Prime Minister of Thailand Prayuth Chan-ocha – who also leads the military junta ruling the country – said on Wednesday he would continue in his post after an election planned to take place by the end of next year.
However, he has a "reasonable" condition: only if no other "good people" can be found.
He said, "I think there are several prominent figures in Thailand who are better than me."
"But if you cannot find any good persons, then turn to me."
This is the first time he has indicated his intention to continue in his role as prime minister which he assumed after coming to power in the coup of 2014, in which at least 28 people were killed and 700 others injured.
The statement came a few days after Paiboon Nititawan, a former junta-appointed National Reform Council member, announced that there would be a political party whose "doors will be open to retired military officers."
— Jerome Taylor (@JeromeTaylor) 31 March 2015
Nititawan has suggested Chan-ocha would be the "right person" for the leadership of the proposed People’s Reform Party,
Nititawan said, "I believe nobody will become prime minister of this state except Gen. Prayuth Chan-ocha."
A draft charter written by a junta-appointed committee of legal experts and accepted in an Aug. 7 vote paves the way for a "non-elected outsider" to become prime minister.
According to the draft, each political party with representatives in the lower house of parliament after the 2017 election can submit the names of three MPs for the top post to a vote.
If there is no agreement the junta-appointed senate will step in. During a joint session of the two houses their members will vote together for a prime minister who can be a "non-elected outsider" – for instance a retired bureaucrat, or a retired military officer.
However, discussions are presently taking place among members of the junta-appointed National Legislative Assembly regarding a possible change to the constitution that would alter the selection process.
According to the proposal, from the very beginning a joint session of both houses would instead take place which would appoint a prime minister from a list of elected MPs and non-elected outsiders.
On Wednesday Chan-ocha appeared unhappy over the proposed change.
"Wouldn’t that violate what the draft charter says?" he asked during the weekly briefing.
On Wednesday, Nipit Intarasombat, the deputy-leader of the Democrat Party – long seen as pro-establishment but which opposed the passing of the current charter ahead of the referendum on it earlier this month – warned against further changes.
"Nobody can bypass MPs because they are authorized by the draft charter to be the first people to pick prime ministerial candidates from the political parties’ lists," he told the Bangkok Post.
"The senate can only step in to join the lower house in the selection process of a prime minister if MPs fail to choose one."
The establishment of a party open to retired military officers is reminiscent of the events of 1992, when a pro-military party was formed allowing 1991 coup leader Gen.

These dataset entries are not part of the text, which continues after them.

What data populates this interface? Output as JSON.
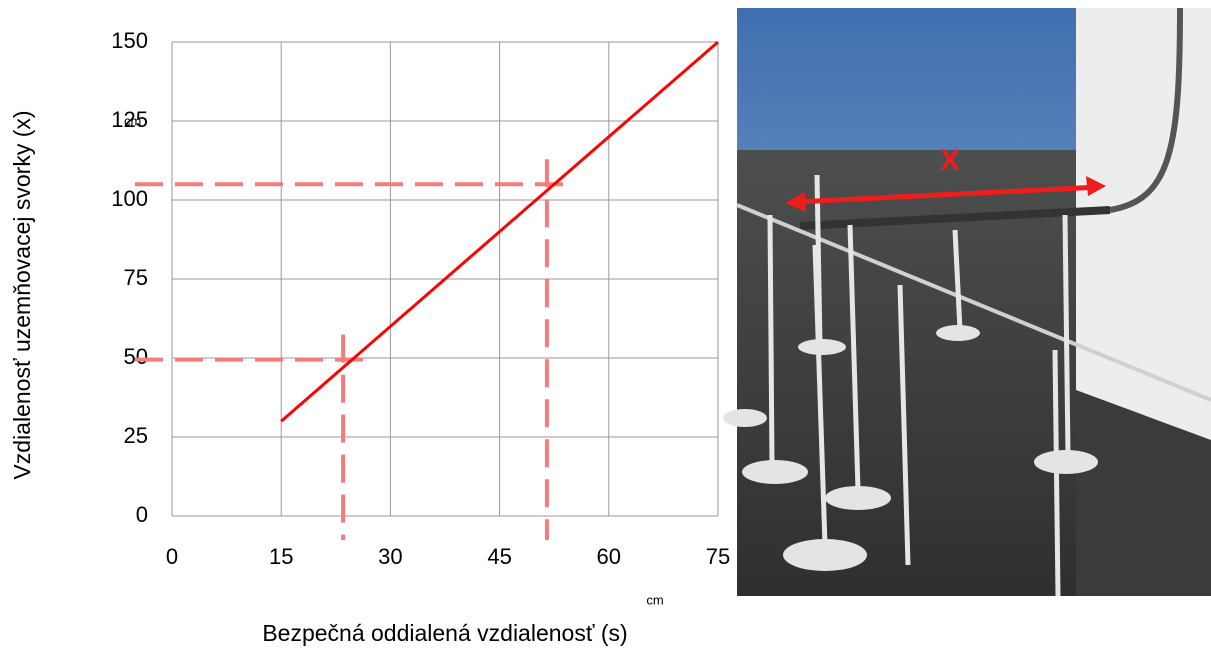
{
  "chart_data": {
    "type": "line",
    "ylabel": "Vzdialenosť uzemňovacej svorky (x)",
    "xlabel": "Bezpečná oddialená vzdialenosť (s)",
    "x_unit": "cm",
    "y_unit": "cm",
    "series": [
      {
        "color": "#ff0000",
        "x": [
          15,
          75
        ],
        "values": [
          30,
          150
        ]
      }
    ],
    "reference_lines": [
      {
        "x": 23.5,
        "y": 49.5,
        "color": "#f47c7c"
      },
      {
        "x": 51.5,
        "y": 105,
        "color": "#f47c7c"
      }
    ],
    "xlim": [
      0,
      75
    ],
    "ylim": [
      0,
      150
    ],
    "xticks": [
      0,
      15,
      30,
      45,
      60,
      75
    ],
    "yticks": [
      0,
      25,
      50,
      75,
      100,
      125,
      150
    ],
    "grid": true
  },
  "photo": {
    "label": "X"
  }
}
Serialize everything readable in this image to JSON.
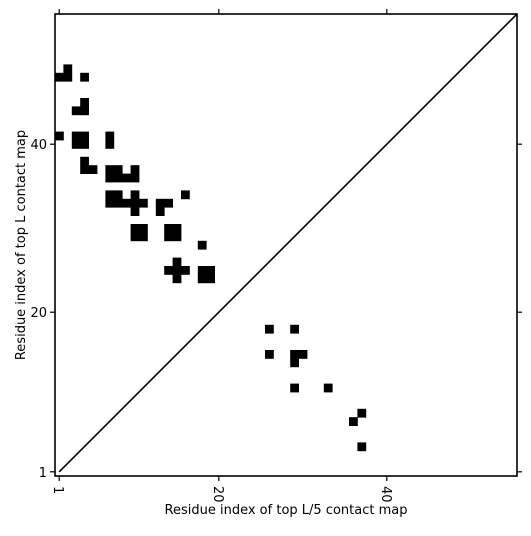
{
  "chart_data": {
    "type": "heatmap",
    "title": "",
    "xlabel": "Residue index of top L/5 contact map",
    "ylabel": "Residue index of top L contact map",
    "xlim": [
      0.5,
      55.5
    ],
    "ylim": [
      0.5,
      55.5
    ],
    "x_ticks": [
      1,
      20,
      40
    ],
    "y_ticks": [
      1,
      20,
      40
    ],
    "grid": false,
    "diagonal": true,
    "color": "#000000",
    "upper_contacts": [
      [
        1,
        48
      ],
      [
        2,
        48
      ],
      [
        2,
        49
      ],
      [
        4,
        48
      ],
      [
        3,
        44
      ],
      [
        4,
        44
      ],
      [
        4,
        45
      ],
      [
        1,
        41
      ],
      [
        3,
        40
      ],
      [
        3,
        41
      ],
      [
        4,
        40
      ],
      [
        4,
        41
      ],
      [
        7,
        40
      ],
      [
        7,
        41
      ],
      [
        4,
        37
      ],
      [
        4,
        38
      ],
      [
        5,
        37
      ],
      [
        7,
        36
      ],
      [
        7,
        37
      ],
      [
        8,
        36
      ],
      [
        8,
        37
      ],
      [
        9,
        36
      ],
      [
        10,
        36
      ],
      [
        10,
        37
      ],
      [
        7,
        33
      ],
      [
        7,
        34
      ],
      [
        8,
        33
      ],
      [
        8,
        34
      ],
      [
        9,
        33
      ],
      [
        10,
        32
      ],
      [
        10,
        33
      ],
      [
        10,
        34
      ],
      [
        11,
        33
      ],
      [
        13,
        32
      ],
      [
        13,
        33
      ],
      [
        14,
        33
      ],
      [
        16,
        34
      ],
      [
        10,
        29
      ],
      [
        10,
        30
      ],
      [
        11,
        29
      ],
      [
        11,
        30
      ],
      [
        14,
        29
      ],
      [
        14,
        30
      ],
      [
        15,
        29
      ],
      [
        15,
        30
      ],
      [
        18,
        28
      ],
      [
        14,
        25
      ],
      [
        15,
        24
      ],
      [
        15,
        25
      ],
      [
        15,
        26
      ],
      [
        16,
        25
      ],
      [
        18,
        24
      ],
      [
        18,
        25
      ],
      [
        19,
        24
      ],
      [
        19,
        25
      ]
    ],
    "lower_contacts": [
      [
        26,
        18
      ],
      [
        29,
        18
      ],
      [
        26,
        15
      ],
      [
        29,
        14
      ],
      [
        29,
        15
      ],
      [
        30,
        15
      ],
      [
        29,
        11
      ],
      [
        33,
        11
      ],
      [
        36,
        7
      ],
      [
        37,
        8
      ],
      [
        37,
        4
      ]
    ]
  }
}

Suchinda Kraprayoon to become prime minister.
Kraprayoon's rule as premier – which began on April 7, 1992 – was relatively short-lived.
In a matter of weeks hundreds of thousands of protestors took to the streets only to be severely repressed by the military, resulting in 52 confirmed deaths and many disappearances.
On May 20 that year, King Bhumbol Adulyadej summoned both Kraprayoon and former Bangkok Gov. Chamlong Srimuang – who had led the demonstrators – and asked them to solve the conflict peacefully.
From that year until now the country has seen 10 successful military coups, as well as around five failed coup attempts.